İşte böyle bir annenin kızıydı Simden. Hayatı boyunca onu sevmekle nefret etmek arasında gidip gelmişti. Çok farklı düşüncelere sahipti ikisi, sürekli kavga ederlerdi ama aralarındaki bağ asla kopmazdı. Annesinin hayatından tamamen farklı bir hayata sahipti Simden.
Ömer adında bir kocası vardı. Eve geldiği bir gün aldatıldığını öğrenmişti. Ömer sanki dünyanın en doğal şeyiymiş gibi birinden duyması yerine kendi gözleriyle görmesinin onun için daha iyi olacağını söylemişti.
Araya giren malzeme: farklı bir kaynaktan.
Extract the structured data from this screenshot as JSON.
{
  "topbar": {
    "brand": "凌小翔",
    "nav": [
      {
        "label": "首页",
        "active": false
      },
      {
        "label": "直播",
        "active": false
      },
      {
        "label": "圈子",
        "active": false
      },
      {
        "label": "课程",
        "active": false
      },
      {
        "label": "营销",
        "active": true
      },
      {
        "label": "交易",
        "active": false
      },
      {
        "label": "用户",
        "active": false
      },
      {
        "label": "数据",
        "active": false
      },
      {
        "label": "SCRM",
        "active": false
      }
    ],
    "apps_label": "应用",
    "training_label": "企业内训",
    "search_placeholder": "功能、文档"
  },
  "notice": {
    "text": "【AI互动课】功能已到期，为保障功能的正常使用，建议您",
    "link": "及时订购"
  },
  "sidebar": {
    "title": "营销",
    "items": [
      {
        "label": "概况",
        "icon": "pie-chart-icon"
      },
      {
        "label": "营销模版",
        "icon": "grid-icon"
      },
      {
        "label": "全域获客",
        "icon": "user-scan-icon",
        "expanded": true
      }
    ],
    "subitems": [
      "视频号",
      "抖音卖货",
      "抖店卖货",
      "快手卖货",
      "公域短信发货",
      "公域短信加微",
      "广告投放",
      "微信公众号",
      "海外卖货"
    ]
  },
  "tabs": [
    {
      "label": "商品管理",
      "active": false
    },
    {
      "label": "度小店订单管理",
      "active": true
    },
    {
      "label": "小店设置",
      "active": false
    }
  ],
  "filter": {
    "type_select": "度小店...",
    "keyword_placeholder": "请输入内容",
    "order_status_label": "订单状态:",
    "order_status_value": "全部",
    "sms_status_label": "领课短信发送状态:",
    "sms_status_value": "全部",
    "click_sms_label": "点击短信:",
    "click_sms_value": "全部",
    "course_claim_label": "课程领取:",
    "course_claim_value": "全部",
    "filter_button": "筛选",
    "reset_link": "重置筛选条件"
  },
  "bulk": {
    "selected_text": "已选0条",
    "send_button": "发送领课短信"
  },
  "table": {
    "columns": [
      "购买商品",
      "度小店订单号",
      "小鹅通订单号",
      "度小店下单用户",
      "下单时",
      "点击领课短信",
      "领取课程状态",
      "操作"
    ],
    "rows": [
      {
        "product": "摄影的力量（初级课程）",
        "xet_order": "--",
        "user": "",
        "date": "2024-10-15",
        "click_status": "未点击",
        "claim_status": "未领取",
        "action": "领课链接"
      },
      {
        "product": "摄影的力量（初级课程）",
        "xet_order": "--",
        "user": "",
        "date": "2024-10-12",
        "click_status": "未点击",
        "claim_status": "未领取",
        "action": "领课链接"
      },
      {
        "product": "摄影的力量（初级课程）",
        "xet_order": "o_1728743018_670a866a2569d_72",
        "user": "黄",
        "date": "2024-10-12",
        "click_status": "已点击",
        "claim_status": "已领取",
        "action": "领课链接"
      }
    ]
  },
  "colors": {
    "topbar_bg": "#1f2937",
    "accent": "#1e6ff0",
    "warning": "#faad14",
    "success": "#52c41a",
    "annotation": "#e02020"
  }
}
Evlilik fazla abartılmaması gereken bir şeydi, duygusallığa gerek yoktu. Hem şimdi boşanmalarına da gerek yoktu, birkaç ay daha evli kalabilirlerdi.
Hemen o gece ya da en geç ertesi gün evi terk etmesi gerektiği hâlde neyi beklediğini anlamamıştı Simden. Şimdiyse annesinin yazlığındaydı. Ömer, onu aramış ve konuşmak istediğini söylemişti. Simden istemiyordu çünkü konuşacakları şeyler belliydi: Boşanma işleri, Simden'in aldatma olayına fazla tepki vermesi, Ömer'in fabrikası...
Ondan gelen bir telefon yanına gelmeyeceğini çünkü kendisinin İstanbul'a gelmesi gerektiğini söylüyordu. Çünkü annesi Sara korkunç bir kaza geçirmişti. Elindeki sigara yatağına düşmüş ve yangın çıkmasına sebep olmuştu. Uyku ilacını içki ile birlikte alması da zehirlenmesine sebep olmuştu. Ölmeden önce annesini son kez görebilmek için hemen yola çıktı.
Çirkin insanları sevmeyen, onlardan korkan annesi; her yeri yanmış bir şekilde karşısında yatıyordu. Tüm erkekleri etkileyebilecek güzelliğinden eser kalmamıştı. Her ay cildini güzelleştirmek için üç yoksul aileyi doyurabilecek kadar para harcadığı yüzü mahvolmuştu.
Sara, mermer masanın üstünde yatarken aslında annesini pek iyi tanımadığını fark etti Simden. Onu ne tam olarak sevmişti ne de tam olarak nefret etmişti. Konu Sara olunca hep arafta kalmıştı Simden. Şimdiyse kimsesiz...
Not: Kitabın içindeki bazı sahneler on sekiz yaş altındaki okuyucular için uygun olmayabilir. Fazla ayrıntılı olmasa da bazı kelimelerin sık kullanılması sizi rahatsız edebilir.